As the above US Chamber of Commerce chart demonstrates there are a large number of open positions across industries. At the same time, the industry unemployment rates are at 2-3% except for Hospitality which is at 5%.(1) The Workforce Participation Rate peaked in 2000 at 67.3%. In November 2022 it had fallen to 62.1%. Therefore, in the last 20 years we have lost 5% of our workforce.(2)
We have also lost a large number of our workforce to non-traditional jobs. This would include home delivery, off-site 1099 remote work and alternative retail establishments. Lastly, the retirement rate has doubled in the last two years compared to 2008-2019.(3)
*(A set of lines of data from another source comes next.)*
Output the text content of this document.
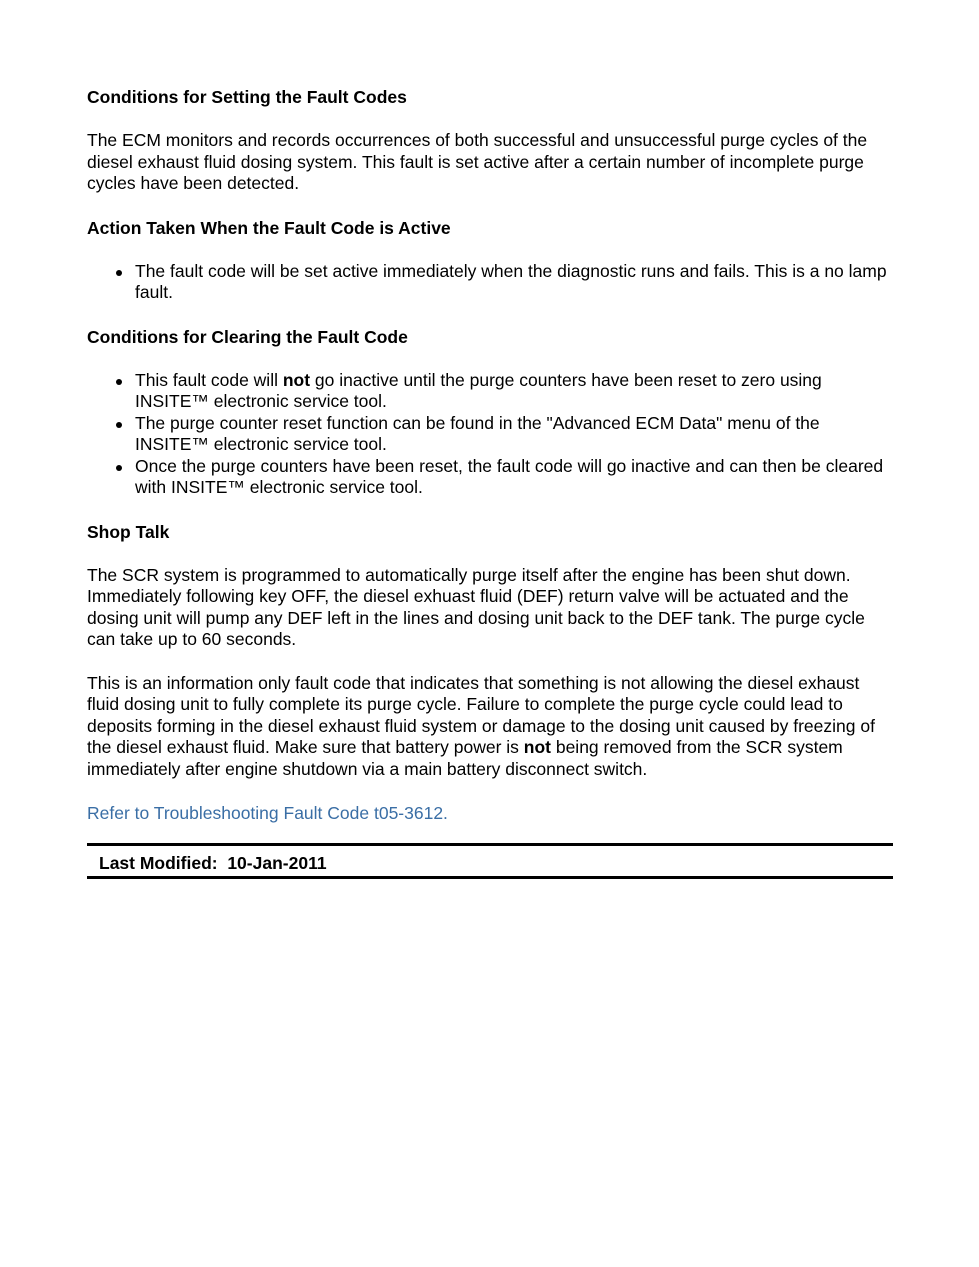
Conditions for Setting the Fault Codes
The ECM monitors and records occurrences of both successful and unsuccessful purge cycles of the diesel exhaust fluid dosing system. This fault is set active after a certain number of incomplete purge cycles have been detected.
Action Taken When the Fault Code is Active
The fault code will be set active immediately when the diagnostic runs and fails. This is a no lamp fault.
Conditions for Clearing the Fault Code
This fault code will not go inactive until the purge counters have been reset to zero using INSITE™ electronic service tool.
The purge counter reset function can be found in the "Advanced ECM Data" menu of the INSITE™ electronic service tool.
Once the purge counters have been reset, the fault code will go inactive and can then be cleared with INSITE™ electronic service tool.
Shop Talk
The SCR system is programmed to automatically purge itself after the engine has been shut down. Immediately following key OFF, the diesel exhuast fluid (DEF) return valve will be actuated and the dosing unit will pump any DEF left in the lines and dosing unit back to the DEF tank. The purge cycle can take up to 60 seconds.
This is an information only fault code that indicates that something is not allowing the diesel exhaust fluid dosing unit to fully complete its purge cycle. Failure to complete the purge cycle could lead to deposits forming in the diesel exhaust fluid system or damage to the dosing unit caused by freezing of the diesel exhaust fluid. Make sure that battery power is not being removed from the SCR system immediately after engine shutdown via a main battery disconnect switch.
Refer to Troubleshooting Fault Code t05-3612.
Last Modified:  10-Jan-2011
The conclusion is obvious, the labor shortage will continue for some time. What can you do about it?
First – stop the bleeding
If you are like my typical client, employee turnover cost increased in 2022 compared to 2021. The recruiting costs, training costs, on boarding, loss of productivity along with everything else in many cases can dwarf your net bottom line. A major part of the “everything else” is a reputation in the workforce as having a major employee turnover problem. People do not want to work in that type of environment and will steer far from you. With the current labor shortage continuing indefinitely, the benefits of reducing employee turnover will skyrocket. The costs of continued employee turnover will also increase.
What are your missed opportunity profits due to an unstable workforce?
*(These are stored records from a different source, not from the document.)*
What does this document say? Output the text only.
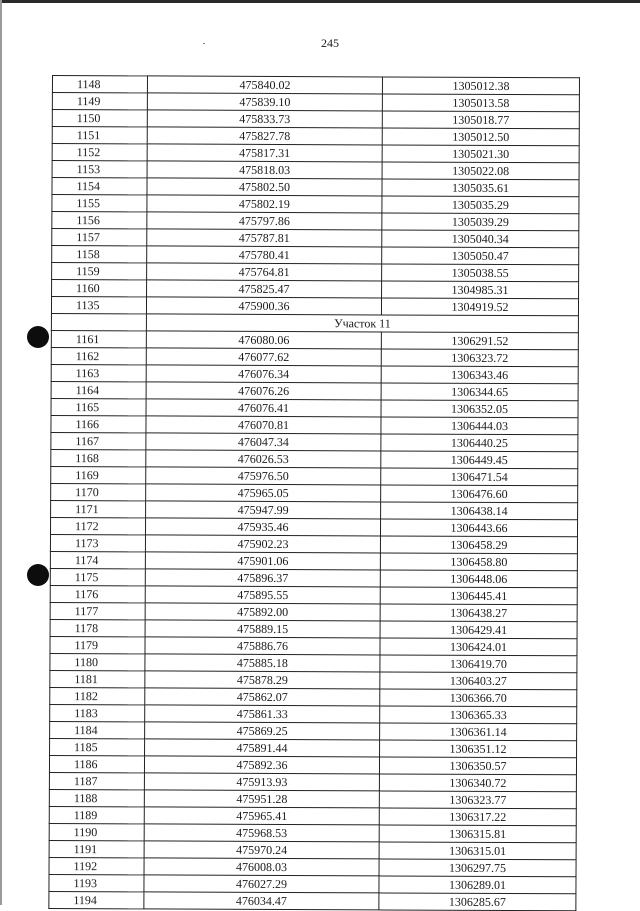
245
1148	475840.02	1305012.38
1149	475839.10	1305013.58
1150	475833.73	1305018.77
1151	475827.78	1305012.50
1152	475817.31	1305021.30
1153	475818.03	1305022.08
1154	475802.50	1305035.61
1155	475802.19	1305035.29
1156	475797.86	1305039.29
1157	475787.81	1305040.34
1158	475780.41	1305050.47
1159	475764.81	1305038.55
1160	475825.47	1304985.31
1135	475900.36	1304919.52
	Участок 11	
1161	476080.06	1306291.52
1162	476077.62	1306323.72
1163	476076.34	1306343.46
1164	476076.26	1306344.65
1165	476076.41	1306352.05
1166	476070.81	1306444.03
1167	476047.34	1306440.25
1168	476026.53	1306449.45
1169	475976.50	1306471.54
1170	475965.05	1306476.60
1171	475947.99	1306438.14
1172	475935.46	1306443.66
1173	475902.23	1306458.29
1174	475901.06	1306458.80
1175	475896.37	1306448.06
1176	475895.55	1306445.41
1177	475892.00	1306438.27
1178	475889.15	1306429.41
1179	475886.76	1306424.01
1180	475885.18	1306419.70
1181	475878.29	1306403.27
1182	475862.07	1306366.70
1183	475861.33	1306365.33
1184	475869.25	1306361.14
1185	475891.44	1306351.12
1186	475892.36	1306350.57
1187	475913.93	1306340.72
1188	475951.28	1306323.77
1189	475965.41	1306317.22
1190	475968.53	1306315.81
1191	475970.24	1306315.01
1192	476008.03	1306297.75
1193	476027.29	1306289.01
1194	476034.47	1306285.67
Many companies want to grow; but, their employee base cannot even adequately support current operations. Growth cannot occur until the workforce is able to support it consistently. Eliminating employee turnover and demonstrating the ability to recruit are the first two steps to growth.
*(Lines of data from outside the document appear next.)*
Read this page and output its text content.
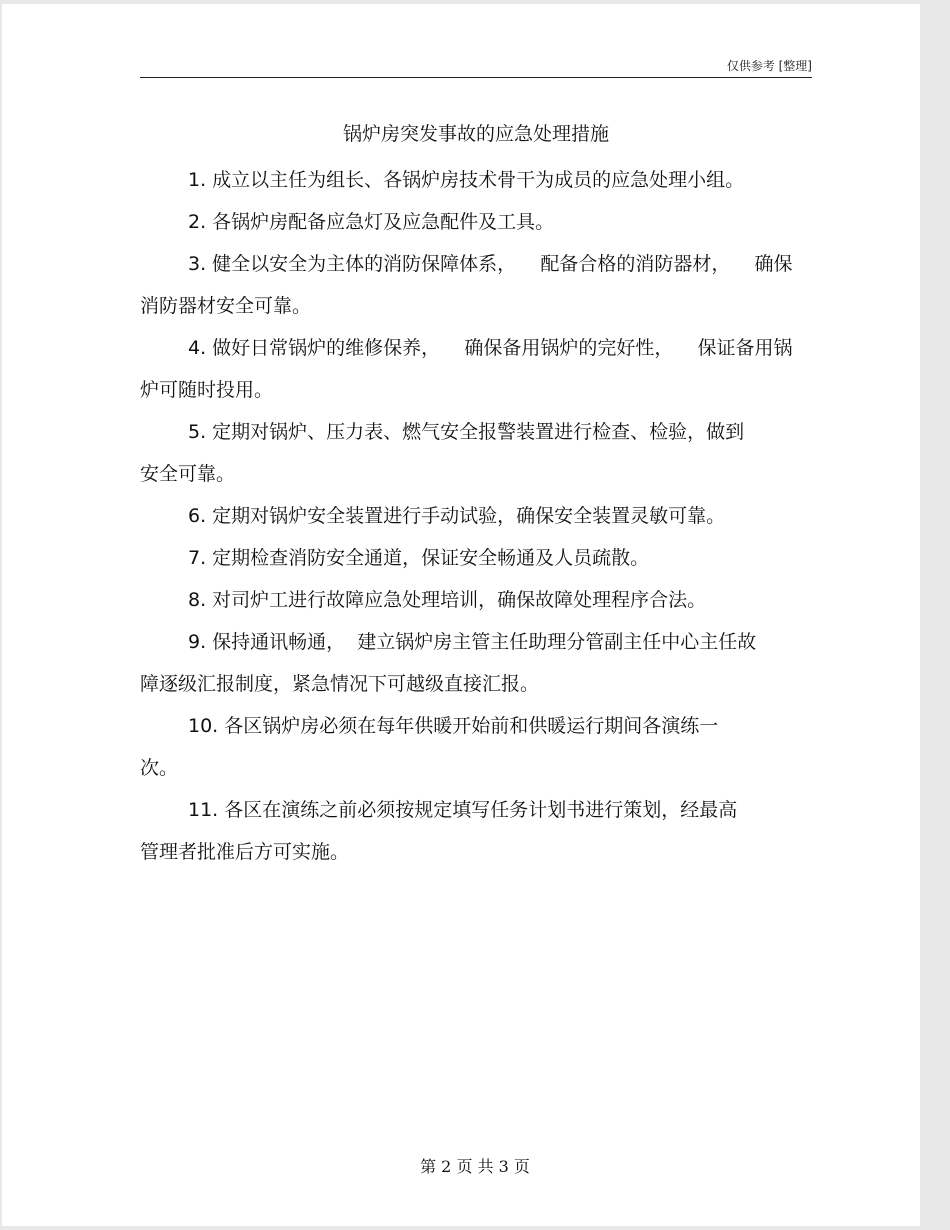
仅供参考 [整理]
锅炉房突发事故的应急处理措施
1. 成立以主任为组长、各锅炉房技术骨干为成员的应急处理小组。
2. 各锅炉房配备应急灯及应急配件及工具。
3. 健全以安全为主体的消防保障体系，    配备合格的消防器材，    确保
消防器材安全可靠。
4. 做好日常锅炉的维修保养，    确保备用锅炉的完好性，    保证备用锅
炉可随时投用。
5. 定期对锅炉、压力表、燃气安全报警装置进行检查、检验，做到
安全可靠。
6. 定期对锅炉安全装置进行手动试验，确保安全装置灵敏可靠。
7. 定期检查消防安全通道，保证安全畅通及人员疏散。
8. 对司炉工进行故障应急处理培训，确保故障处理程序合法。
9. 保持通讯畅通，  建立锅炉房主管主任助理分管副主任中心主任故
障逐级汇报制度，紧急情况下可越级直接汇报。
10. 各区锅炉房必须在每年供暖开始前和供暖运行期间各演练一
次。
11. 各区在演练之前必须按规定填写任务计划书进行策划，经最高
管理者批准后方可实施。
第 2 页 共 3 页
Is this the year you decide to take control of your workforce by identifying and managing the root causes of your employee turnover? The first step is to come to grips with the actual annual cost. This can only be done by calculating the average cost over at least two years. I recommend three or four which will also show a trend. The trend will almost always be toward more cost each year. You also need to identify some of the preliminary root causes of your turnover. Lastly, you need to categorize the strategic and tactical options which will lead to control of your workforce.